Aussi est-il important de ne pas méconnaître les signes de la dépression, laquelle est une maladie qui, ne l’oublions pas, se soigne. La Normandie étant dans le trio de tête des tentatives de suicides, l’Agence régionale de Santé a mis en place différentes formations, des formations à l’évaluation et à l’intervention de crise en direction des professionnels mais aussi des formations dites « Sentinelle » en direction du grand public.

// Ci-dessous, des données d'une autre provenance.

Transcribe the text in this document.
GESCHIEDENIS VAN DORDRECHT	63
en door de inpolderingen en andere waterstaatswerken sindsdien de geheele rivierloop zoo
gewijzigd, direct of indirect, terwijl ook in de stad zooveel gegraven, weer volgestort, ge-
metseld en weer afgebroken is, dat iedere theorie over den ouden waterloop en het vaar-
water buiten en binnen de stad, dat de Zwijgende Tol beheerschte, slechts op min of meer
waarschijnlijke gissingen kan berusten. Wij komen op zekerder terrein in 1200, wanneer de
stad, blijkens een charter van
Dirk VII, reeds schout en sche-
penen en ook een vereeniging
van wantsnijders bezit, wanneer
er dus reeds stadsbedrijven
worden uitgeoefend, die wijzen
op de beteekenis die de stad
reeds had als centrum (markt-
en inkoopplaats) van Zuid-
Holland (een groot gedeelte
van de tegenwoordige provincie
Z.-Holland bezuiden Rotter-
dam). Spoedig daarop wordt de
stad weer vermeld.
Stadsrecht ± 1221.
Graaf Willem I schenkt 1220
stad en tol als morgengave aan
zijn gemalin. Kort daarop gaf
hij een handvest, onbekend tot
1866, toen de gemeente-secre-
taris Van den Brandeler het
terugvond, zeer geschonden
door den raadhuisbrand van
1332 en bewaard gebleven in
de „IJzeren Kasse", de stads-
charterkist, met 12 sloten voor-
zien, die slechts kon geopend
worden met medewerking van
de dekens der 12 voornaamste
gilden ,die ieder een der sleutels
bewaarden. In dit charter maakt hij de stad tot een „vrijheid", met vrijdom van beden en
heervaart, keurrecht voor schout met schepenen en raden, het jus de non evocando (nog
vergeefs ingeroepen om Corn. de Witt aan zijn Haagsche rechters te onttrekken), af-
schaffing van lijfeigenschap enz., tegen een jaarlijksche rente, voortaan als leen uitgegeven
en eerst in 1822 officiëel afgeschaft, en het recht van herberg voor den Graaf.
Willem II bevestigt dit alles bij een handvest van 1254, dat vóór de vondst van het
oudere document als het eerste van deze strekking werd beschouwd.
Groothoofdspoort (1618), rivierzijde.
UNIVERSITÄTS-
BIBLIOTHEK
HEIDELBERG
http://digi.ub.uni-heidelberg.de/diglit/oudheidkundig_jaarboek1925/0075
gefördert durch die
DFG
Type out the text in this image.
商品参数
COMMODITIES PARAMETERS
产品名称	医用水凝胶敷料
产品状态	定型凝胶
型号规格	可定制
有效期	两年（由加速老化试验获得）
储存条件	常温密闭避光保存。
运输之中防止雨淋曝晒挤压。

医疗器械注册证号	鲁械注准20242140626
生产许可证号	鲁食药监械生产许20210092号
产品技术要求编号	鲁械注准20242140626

Et puis, il existe ce fameux 3114, numéro de téléphone accessible 7 jours sur 7 et 24 heures sur 24 garantissant une écoute attentive et anonyme pour les personnes qui développent des idées suicidaires mais aussi pour leur entourage.

Coïncidence : quelques semaines après ce colloque, AGIRC-ARRCO organisait au cinéma Omnia de Rouen la projection de Un jour tu vieilliras, film d’Edouard Carrion, réalisé à l’initiative du CCAS d’Orléans. Dans ce film sont abordées beaucoup de thématiques, parmi lesquelles, la solitude, l’isolement des personnes âgées, le sentiment d’inutilité, de déconnection sociale, d’être un fardeau pour les autres ainsi que le suicide.  Beau succès, la salle était pleine pour cette projection.

Le suicide des personnes âgées, un sujet important à aborder et qui doit encore faire son chemin dans nos têtes.